Вечером он повел меня к епископу (Неустановленное лицо) — человек добрый, воспитанный в Австрии, не любит ее, но ею же сильно и сильно нашвабен. Нет, это далеко не Раичич. Он просил меня прислать им устав и вообще все устройство наших семинарий, для того чтобы им руководствоваться при составлении устава их будущей семинарии. Это нужно сделать. Он прав, говоря, что римско-католические правила не могут быть им примером, потому что там другая основа духовенства, там духовные — полумонахи, а у нас не то. Много говорил нам о своей епархии; она простирается от Осека до Прессбурга (Братислава), содержит 16 комитатов и всего 21 тысячу православных. Есть приходы из 5 домов. Ужасная бедность. Им позволили иметь свой народный собор из всех епископов, из 25 духовных, 25 других сословий и еще 25, не знаю из каких, но до сих пор не определено время, когда — когда будет, где, под чьим председательством и о чем. Все еще тянут — общая и всегдашняя политика Австрии. Еще говорил он, что десятина следует православному духовенству по закону, но что теперь нельзя просить, потому что правительство думает взять ее и у католиков; что православное духовенство не имеет жалованья и не хочет иметь, потому что qui dotat — eligit, qui eligit — gubernat (Кто дает — выбирает, кто выбирает — правит (лат.)). А им этого не хочется. Видно хорошего [254] человека, проповедующего человеческое братство, но так, слегка; он бранит маджаров и сербов за то, что теперь народность заставила забыть человечество, что прежде следует быть человеком, а потом тем или другим. Одним словом, ему хорошо, он сыт и потому очень добр — только и есть. Со мной был очень ласков...

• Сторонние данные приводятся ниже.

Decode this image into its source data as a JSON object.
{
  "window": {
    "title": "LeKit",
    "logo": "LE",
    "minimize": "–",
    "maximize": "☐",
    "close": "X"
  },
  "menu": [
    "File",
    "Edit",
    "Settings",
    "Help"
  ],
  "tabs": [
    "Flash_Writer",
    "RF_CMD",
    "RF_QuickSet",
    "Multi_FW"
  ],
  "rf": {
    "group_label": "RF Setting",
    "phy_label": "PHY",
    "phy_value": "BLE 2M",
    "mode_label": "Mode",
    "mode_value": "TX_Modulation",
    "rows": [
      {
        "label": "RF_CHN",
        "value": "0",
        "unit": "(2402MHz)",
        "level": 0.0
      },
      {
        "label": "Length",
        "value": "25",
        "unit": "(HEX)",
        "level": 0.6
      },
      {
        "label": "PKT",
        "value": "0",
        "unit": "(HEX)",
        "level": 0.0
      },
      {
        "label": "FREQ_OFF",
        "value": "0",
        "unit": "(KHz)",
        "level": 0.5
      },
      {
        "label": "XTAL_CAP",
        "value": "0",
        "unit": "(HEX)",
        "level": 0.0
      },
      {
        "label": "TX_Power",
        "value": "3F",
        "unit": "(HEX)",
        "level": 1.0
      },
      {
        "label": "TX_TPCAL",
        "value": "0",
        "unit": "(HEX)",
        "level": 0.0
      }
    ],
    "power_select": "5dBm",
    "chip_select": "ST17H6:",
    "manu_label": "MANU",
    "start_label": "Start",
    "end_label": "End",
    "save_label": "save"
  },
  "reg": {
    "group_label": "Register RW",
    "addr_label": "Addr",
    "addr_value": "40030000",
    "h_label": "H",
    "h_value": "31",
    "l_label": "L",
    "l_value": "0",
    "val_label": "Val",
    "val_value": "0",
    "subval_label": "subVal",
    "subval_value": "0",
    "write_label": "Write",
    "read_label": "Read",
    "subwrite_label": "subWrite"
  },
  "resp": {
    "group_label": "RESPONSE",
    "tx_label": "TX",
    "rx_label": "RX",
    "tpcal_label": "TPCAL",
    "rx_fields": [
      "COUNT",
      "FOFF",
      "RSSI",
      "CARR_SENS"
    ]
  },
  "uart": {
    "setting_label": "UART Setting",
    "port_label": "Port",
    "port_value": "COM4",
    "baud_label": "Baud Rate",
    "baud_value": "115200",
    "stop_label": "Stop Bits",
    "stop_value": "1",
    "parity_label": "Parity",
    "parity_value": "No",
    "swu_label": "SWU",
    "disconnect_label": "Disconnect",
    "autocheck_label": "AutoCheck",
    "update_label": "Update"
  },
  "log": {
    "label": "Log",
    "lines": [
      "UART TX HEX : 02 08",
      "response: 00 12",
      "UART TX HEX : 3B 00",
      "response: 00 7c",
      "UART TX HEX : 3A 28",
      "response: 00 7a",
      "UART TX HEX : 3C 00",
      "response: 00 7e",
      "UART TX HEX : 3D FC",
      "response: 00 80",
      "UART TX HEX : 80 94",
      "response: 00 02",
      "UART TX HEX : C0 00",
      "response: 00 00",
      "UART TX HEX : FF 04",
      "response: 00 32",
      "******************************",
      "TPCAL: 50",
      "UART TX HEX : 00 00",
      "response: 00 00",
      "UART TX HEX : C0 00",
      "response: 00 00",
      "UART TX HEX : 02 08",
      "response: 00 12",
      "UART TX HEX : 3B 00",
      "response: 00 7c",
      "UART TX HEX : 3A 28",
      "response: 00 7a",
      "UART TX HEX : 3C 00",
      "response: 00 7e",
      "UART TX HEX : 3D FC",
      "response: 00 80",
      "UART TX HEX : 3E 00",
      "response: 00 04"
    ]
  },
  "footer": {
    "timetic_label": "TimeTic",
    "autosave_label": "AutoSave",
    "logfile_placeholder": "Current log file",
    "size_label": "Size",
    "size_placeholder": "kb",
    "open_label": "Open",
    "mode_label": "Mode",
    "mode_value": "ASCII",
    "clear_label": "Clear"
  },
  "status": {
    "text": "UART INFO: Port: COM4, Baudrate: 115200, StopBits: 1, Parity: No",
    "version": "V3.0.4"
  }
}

Сегодня был я у Кадави, он мне дал Раичича и еще кое-какие вещицы. Зашел к Филиповичу — сдул с меня за две книжонки «Всеславие» 4 гульдена серебром. Это ужас. Между тем как прагские книги и превосходно изданы, и дешевы. Не забыть бы в Вене спросить: Joan Christophori de Jordanis. De originibus slavicis. MDCCXLV, in fol. (Иордан Иоанн Христофор — историк VI в., епископ Картунский); но еще важнее Prolegomena zur Historiosophie. 1838.

В Вене библиотекарем вместо Копитара (Копитар Варфоломей (1780-1844) — словенский ученый, славист-филолог и общественный деятель) Franc Miklosich (Миклошич Франтишек (1813-1891) — словенский ученый, славист, исследователь славянских языков), который издал Kodices slovenici.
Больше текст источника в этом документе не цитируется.